Er is ten eerste een gebrek aan vernieuwing bij de leden. Elk modern bedrijf past zijn Raad van Bestuur geregeld aan. Invloeden van buitenaf worden actief opgezocht. Dat voorbeeld moeten we volgen. Daarom beperken we het lidmaatschap van het partijbestuur tot maximaal twee termijnen. Eén derde van de partijbureau leden moet in elke legislatuur nieuw zijn.
Een ander probleem is de praktische werking. Er ontbreekt focus. Dikwijls is er geen duidelijke agenda en wordt er uitvoerig over actua zaken gesproken. Met ellenlange tussenkomsten tot gevolg, zonder concrete acties. Een partijbestuur moet de strategische keuzes voor de nabije toekomst bespreken. Geen praatbarak zijn, wat tot nu toe te veel het geval was. Er komt daarom een duidelijke taakverdeling tussen partijraad, partijbestuur en de fracties, ieder met hun eigen focus. Op het partijbureau worden de ruimere strategische lijnen gezet. De fracties bereiden concrete tactische acties rond standpunten voor en voeren ze ook uit. Zoals ik hierboven al uitlegde, komt er bij dit alles permanente toetsing met de basis.
Tenslotte is het tijdstip van het partijbestuur problematisch. Maak je maar eens vrij elke week op maandagvoormiddag. Dat is enkel voor mensen met een politiek mandaat haalbaar. We gaan daarom tijd en plaats anders doen. Meer op maat van de basis. Een partijbestuur die over strategische keuzes waakt, hoeft ook niet noodzakelijk elke week samen te komen.
We zijn ons binnen onze partij onvoldoende bewust van hoeveel liberaalgezinde mensen en organisaties ons inhoudelijk willen ondersteunen. Ze stoten te dikwijls op een muur. Wij staan er onvoldoende voor open.
We gooien daarom de deuren van onze fractie en studiedienst structureel open.
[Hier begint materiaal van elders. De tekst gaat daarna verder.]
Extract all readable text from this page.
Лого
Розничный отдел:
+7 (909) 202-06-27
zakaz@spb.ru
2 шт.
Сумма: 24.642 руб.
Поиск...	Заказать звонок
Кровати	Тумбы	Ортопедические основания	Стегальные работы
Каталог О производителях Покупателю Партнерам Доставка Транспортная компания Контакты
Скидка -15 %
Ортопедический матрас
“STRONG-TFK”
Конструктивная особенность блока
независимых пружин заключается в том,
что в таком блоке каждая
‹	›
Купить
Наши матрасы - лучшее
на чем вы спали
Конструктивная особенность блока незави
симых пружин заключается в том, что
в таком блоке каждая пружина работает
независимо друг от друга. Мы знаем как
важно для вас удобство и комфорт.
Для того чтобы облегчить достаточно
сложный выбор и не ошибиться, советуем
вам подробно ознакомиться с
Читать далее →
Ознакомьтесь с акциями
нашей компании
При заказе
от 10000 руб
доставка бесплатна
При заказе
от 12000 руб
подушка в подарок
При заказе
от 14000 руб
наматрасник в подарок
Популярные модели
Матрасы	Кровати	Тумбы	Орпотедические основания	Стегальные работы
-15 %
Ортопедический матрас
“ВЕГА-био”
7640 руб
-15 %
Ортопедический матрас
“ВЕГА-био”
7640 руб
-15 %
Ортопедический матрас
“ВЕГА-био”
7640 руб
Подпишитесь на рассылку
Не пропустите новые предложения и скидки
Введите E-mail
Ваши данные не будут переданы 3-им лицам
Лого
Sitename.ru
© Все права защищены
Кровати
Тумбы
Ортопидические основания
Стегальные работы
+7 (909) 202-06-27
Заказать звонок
Er komt een “red flag team”. Dat is een groep mensen uit liberaal gezinde organisaties en ondernemerskringen die het inhoudelijk werk van onze partij kritisch evalueert en suggesties geeft hoe het beter kan. Dat kan zowel gaan over de principieel inhoudelijke grondstroom als specifieke standpunten. We gaan op die manier voortaan onze liberale organisaties en ondernemers betrekken bij het parlementair werk.